Cette manœuvre, qui est largement montée en puissance par rapport aux précédents scrutins, a nécessité « un travail de très longue haleine qui a commencé depuis plus d’un an », a expliqué Patrice Faure. Concrètement, il faut s’attendre à voir « bleuir le territoire de manière ponctuelle », selon le haut-commissaire, qui tient à préciser que ce n’est « pas un envahissement, mais un renforcement ». La mission principale des forces de sécurité intérieure sera le maintien de l’ordre public et de la sécurité des Calédoniens.

Les renforts de gendarmerie, qui sont les plus nombreux, participeront largement à ces actions. « Ce n’est pas un scrutin classique au regard des enjeux et des attentes (…) Nous avons estimé qu’il était nécessaire d’avoir un dispositif bien plus important en volume et en capacité avec un effort notoire sur le centre et le sud du territoire », souligne le général Christophe Marietti, ancien patron de la gendarmerie, qui commande l’opération de sécurité du référendum.

La gendarmerie devra pouvoir faire face à des évènements inhabituels et être en mesure d’empêcher toute propagation des troubles s’ils devaient survenir. Elle va notamment mettre en place un dispositif sécuritaire renforcé aux abords des bureaux de vote afin de s’assurer du bon déroulement du scrutin. Et elle sera présente, avec des missions quotidiennes accrues pour « rassurer la population et garantir la sérénité », selon le colonel Spinetta, commandant de la gendarmerie. Le dispositif pourra au besoin être maintenu dans le temps.

Le colonel Fabrice Spinetta, commandant de la gendarmerie en Nouvelle-Calédonie, le général Christophe Marietti, commandant les forces de gendarmerie pour le dispositif de sécurité du référendum, et le général Valéry Putz, commandant supérieur des forces armées.

« Calme et sérénité »

La Direction territoriale de la police nationale déploiera également ces missions à Nouméa. Elle fera monter en puissance ses effectifs début décembre avec des patrouilles de la brigade anti-criminalité pour lutter contre la délinquance, les violences urbaines « afin d’aborder le scrutin dans un climat de calme et de sérénité », explique le commissaire général, Jean-Marie Cavier. Partout sur le territoire, une vigilance particulière sera apportée aux sites sensibles, notamment à l’aéroport de La Tontouta.

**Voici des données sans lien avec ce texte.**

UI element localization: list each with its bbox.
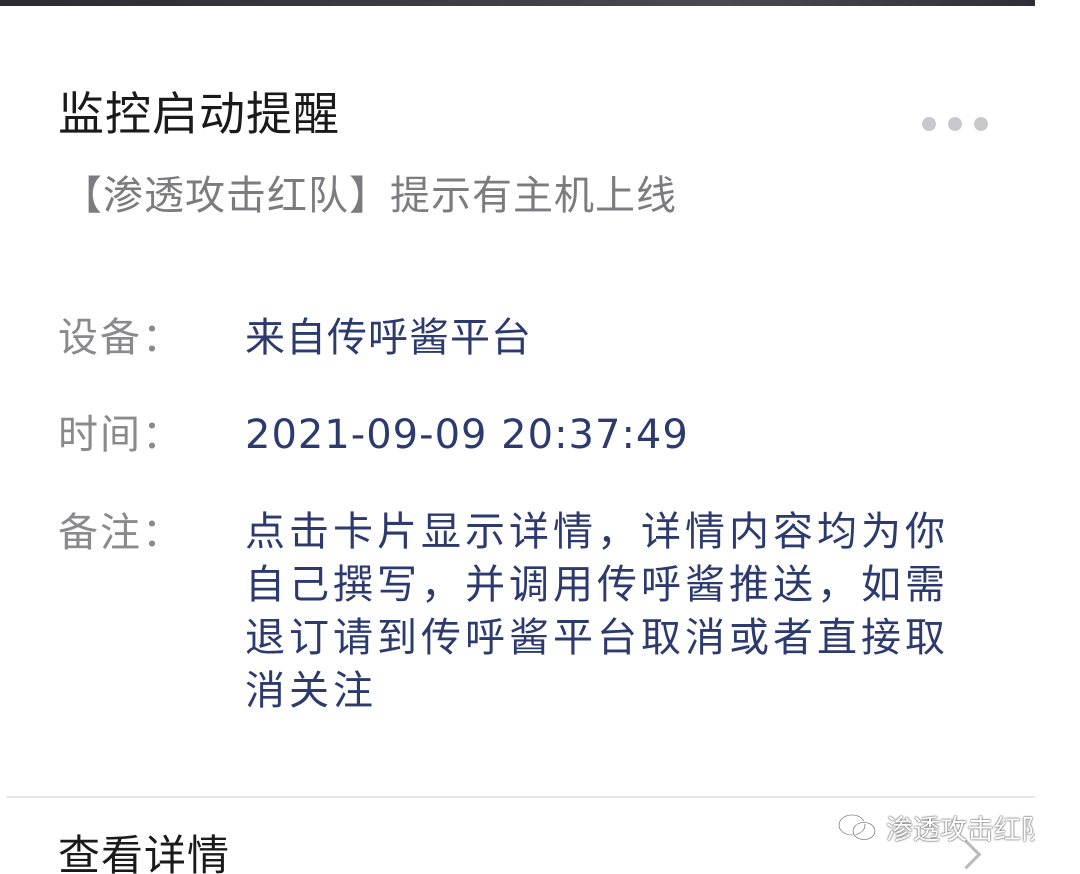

Enfin, les forces armées de Nouvelle-Calédonie auront pour mission « dans le cadre légal habituel » de soutenir et appuyer les forces de sécurité intérieure sur le maintien de l’ordre public tout en assurant leurs missions de souveraineté et d’appui à la population. « Les Fanc ne se substitueront pas aux forces de sécurité intérieure », a précisé le général Valéry Putz, c’est-à-dire que le maintien de l’ordre public reste du domaine de la gendarmerie et de la police.

Les Fanc participeront ponctuellement aux opérations de vote par exemple pour le rapatriement des délégués. À noter qu’un détachement de la Sécurité civile sera par ailleurs acheminé pour, en cas de besoin, apporter du secours à la population. Il y aussi des capacités renforcées au niveau judiciaire. Et des cellules de cyberdéfense seront activées pour lutter contre les ingérences étrangères, mais aussi la manipulation de l’information, les appels à la haine sur le net.

Interrogé sur la préparation de l’échéance et d’éventuelles inquiétudes, le haut-commissaire a fait savoir que, logiquement, plusieurs scénarios avaient été travaillés, « jusqu’aux plus terribles ». Mais il dit ne pas craindre de tels troubles, les parties ayant « fait la preuve de leur volonté d’agir dans la paix et le respect des uns et des autres ».

« Il n’y a aucune raison que le référendum se passe mal » assure le haut-commissaire, qui souhaite faire œuvre de « transparence ». Il indique que les élus, les coutumiers sont au courant de longue date de ce dispositif.


Une attention sur les bureaux de vote

Compte tenu de la polémique sur les agissements observés en 2020 aux abords des bureaux de vote, une attention particulière sera observée sur ce point. Ainsi, tous seront visités ces prochaines semaines avec les représentants politiques et municipaux. Des barrières ou des interdictions d’accès pour les voitures pourront être mises en œuvre.

Patrice Faure a profité de rencontrer la presse pour une mise au point sur ce qu’il était permis de faire ou non. « Il n’y a aucune loi qui interdit de brandir un drapeau et donc je n’interdirai pas à des enfants, des familles, des adultes d’en agiter. Pour autant, il est hors de question que l’accès à des bureaux soit obstrué par une sorte de manifestation populaire (…) Il sera aussi interdit tout affichage des couleurs à l’intérieur. »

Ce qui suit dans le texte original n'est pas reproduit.